Den Tag heute haben wir bei einem schoenen Fruehstueck im Key Largo zugebracht (tolles Cafe mit Blick vom Balkon auf die Piazza); danach habe ich mich zum Lesen ins Gruene verzogen (gleich ausserhalb der Porta Pispini gibt es ein sehr schoenes Fleckchen Erde, nur Wiesen, Baeume, bissl Viehzeug und die Herbstsonne, zum ins-Schwaermen-geraten! Hab ich schon erwaehnt dass ich gerne im Gruenen bin?! naja auf jeden Fall hab ich mich da dem Schicksal Daisy Millers gewidmet (was MUSS die Alte auch alle Kerle anmachen, Kinners, nee! Der haette es im Barone Rosso gefallen!). Aufgrund der Tatsache dass ich mich in der Natur und somit fernab vom westlichen Konsumismus und Kapitalismus, der uns aus unserer gottgegebenen fernoestlichen Harmonie reisst, befand, hat sich natuerlich auch Giacomo kurz zu mir gesellt, wie sollte es anders sein ;-)

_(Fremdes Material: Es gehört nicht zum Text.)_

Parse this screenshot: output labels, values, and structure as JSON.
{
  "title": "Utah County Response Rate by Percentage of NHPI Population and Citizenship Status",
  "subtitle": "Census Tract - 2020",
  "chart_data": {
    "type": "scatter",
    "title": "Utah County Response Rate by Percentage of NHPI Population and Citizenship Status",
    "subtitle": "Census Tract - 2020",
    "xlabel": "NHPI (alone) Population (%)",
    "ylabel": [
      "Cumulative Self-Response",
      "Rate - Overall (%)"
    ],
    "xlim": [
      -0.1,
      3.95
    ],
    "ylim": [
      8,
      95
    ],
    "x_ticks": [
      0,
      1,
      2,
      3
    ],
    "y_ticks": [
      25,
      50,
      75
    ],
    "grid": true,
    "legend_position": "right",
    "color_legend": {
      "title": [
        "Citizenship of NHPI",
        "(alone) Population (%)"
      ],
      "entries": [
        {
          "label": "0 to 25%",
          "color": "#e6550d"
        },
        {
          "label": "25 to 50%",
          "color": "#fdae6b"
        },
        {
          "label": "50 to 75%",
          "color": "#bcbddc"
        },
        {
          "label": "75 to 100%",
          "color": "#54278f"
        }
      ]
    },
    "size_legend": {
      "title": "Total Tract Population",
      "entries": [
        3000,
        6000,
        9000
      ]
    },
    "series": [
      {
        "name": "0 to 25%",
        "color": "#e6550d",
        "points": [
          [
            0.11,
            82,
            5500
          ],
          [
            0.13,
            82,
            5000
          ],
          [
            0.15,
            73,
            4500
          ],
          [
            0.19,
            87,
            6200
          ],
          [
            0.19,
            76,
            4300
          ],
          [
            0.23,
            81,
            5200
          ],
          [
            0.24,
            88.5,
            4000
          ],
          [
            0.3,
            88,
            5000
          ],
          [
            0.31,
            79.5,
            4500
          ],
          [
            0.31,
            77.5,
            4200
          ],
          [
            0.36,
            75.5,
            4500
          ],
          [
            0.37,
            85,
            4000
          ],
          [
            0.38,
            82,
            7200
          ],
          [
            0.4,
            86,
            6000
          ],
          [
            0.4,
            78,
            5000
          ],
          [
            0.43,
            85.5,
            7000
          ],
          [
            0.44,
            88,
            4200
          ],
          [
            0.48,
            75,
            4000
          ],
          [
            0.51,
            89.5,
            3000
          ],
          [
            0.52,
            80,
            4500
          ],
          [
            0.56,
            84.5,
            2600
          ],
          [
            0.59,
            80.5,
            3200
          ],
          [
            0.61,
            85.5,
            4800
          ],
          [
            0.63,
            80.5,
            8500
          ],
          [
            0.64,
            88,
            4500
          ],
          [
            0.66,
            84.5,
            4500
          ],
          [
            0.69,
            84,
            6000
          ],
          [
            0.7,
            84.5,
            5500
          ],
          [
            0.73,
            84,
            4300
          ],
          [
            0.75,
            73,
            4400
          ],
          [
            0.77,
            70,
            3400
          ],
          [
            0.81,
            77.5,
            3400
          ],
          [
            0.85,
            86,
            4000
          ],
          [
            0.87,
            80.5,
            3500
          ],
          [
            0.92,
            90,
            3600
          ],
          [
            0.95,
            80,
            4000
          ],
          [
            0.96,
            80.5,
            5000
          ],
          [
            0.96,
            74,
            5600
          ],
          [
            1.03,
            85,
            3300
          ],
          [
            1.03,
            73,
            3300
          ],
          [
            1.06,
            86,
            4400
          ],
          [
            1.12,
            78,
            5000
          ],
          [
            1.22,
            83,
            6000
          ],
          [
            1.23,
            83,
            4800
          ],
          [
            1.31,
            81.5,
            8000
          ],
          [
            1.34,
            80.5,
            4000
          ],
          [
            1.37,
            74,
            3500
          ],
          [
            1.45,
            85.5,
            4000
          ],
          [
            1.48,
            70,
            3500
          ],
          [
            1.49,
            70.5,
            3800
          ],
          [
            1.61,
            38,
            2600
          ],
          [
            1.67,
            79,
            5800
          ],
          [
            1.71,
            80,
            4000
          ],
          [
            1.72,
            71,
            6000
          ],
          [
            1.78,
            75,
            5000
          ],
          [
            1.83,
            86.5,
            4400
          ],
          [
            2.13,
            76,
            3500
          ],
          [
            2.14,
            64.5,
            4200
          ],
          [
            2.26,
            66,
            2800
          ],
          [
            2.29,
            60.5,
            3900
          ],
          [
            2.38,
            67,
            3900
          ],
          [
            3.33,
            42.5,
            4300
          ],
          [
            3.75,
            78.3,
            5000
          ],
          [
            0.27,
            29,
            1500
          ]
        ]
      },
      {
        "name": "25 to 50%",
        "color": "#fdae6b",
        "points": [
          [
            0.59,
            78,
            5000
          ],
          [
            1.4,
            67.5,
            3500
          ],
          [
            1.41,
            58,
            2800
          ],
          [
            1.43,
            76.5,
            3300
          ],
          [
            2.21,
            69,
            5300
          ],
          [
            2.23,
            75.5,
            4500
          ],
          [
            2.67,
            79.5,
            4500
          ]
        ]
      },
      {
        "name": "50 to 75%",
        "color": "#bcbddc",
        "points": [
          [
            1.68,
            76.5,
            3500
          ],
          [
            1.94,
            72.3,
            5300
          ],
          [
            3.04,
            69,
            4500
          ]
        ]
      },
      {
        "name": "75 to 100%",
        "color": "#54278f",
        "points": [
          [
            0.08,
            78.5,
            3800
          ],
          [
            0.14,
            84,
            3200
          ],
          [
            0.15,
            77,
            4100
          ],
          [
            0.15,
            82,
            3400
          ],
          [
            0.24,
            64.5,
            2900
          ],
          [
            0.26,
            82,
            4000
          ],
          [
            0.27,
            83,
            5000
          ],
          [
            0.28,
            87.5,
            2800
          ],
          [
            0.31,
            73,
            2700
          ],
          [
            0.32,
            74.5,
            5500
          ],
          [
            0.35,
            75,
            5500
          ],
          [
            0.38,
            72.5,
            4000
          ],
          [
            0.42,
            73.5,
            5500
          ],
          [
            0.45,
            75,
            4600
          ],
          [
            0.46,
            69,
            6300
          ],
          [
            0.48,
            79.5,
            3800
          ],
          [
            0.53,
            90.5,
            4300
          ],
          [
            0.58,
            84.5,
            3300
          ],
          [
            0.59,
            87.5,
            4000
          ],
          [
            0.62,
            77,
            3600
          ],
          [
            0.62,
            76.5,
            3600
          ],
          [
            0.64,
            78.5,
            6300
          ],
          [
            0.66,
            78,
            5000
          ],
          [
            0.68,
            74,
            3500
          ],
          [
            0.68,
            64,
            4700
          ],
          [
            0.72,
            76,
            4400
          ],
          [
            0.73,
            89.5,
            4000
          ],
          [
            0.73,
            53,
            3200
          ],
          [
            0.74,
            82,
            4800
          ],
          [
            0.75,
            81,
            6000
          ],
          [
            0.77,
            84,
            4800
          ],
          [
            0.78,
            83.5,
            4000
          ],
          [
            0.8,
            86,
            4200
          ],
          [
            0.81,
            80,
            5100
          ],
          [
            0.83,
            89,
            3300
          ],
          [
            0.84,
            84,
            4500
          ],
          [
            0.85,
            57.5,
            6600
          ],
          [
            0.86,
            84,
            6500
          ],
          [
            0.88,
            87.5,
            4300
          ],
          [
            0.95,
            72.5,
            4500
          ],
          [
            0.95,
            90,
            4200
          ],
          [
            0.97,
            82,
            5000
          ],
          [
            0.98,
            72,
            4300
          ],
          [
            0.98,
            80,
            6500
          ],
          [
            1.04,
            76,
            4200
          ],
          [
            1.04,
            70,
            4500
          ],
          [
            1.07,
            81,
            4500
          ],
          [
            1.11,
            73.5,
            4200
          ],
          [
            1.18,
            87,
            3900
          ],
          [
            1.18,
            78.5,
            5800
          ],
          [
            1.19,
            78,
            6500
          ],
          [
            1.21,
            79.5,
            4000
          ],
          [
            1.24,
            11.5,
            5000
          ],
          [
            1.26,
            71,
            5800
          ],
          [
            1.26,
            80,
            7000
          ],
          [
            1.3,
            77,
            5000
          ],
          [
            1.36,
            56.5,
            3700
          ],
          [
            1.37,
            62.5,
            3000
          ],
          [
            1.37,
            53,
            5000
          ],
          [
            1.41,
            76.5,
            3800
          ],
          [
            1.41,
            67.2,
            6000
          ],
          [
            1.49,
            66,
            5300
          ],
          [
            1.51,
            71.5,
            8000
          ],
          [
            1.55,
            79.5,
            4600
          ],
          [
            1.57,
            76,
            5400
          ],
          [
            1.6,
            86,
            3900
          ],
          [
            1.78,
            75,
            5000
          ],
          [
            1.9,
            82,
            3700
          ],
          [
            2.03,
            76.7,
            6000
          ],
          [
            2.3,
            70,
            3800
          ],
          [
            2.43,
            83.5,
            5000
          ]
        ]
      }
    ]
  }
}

Naja genug gequatscht, jetzt erst nochmal kurz ein paar Kommentare zu den Fotos die ich hier reingebastelt hab (ist irgendwie nicht so geworden wie ich das wollte, aber das war ja abzusehen ;-)! Das da oben habe ich nicht etwa ausgewaehlt weil Stefan oder ich da besonders vorteilhaft drauf aussehen (obwohl wir ja eigentlich immer total irre vorteilhaft ausschauen, versteht sich), sondern weil man da zumindest einen Teil meines Zimmers erahnen kann (arg schee, gell?). Unten drunter seht ihr die Bewohner unseres Maerchenschlosses: Shima, Natalia, Juli und ich. Und dann noch ein Foto von uns drei an meinem Geburtstag. So, das naechste Mal stell ich wieder Bilder rein, aber fuer heute war mir das stressig genug!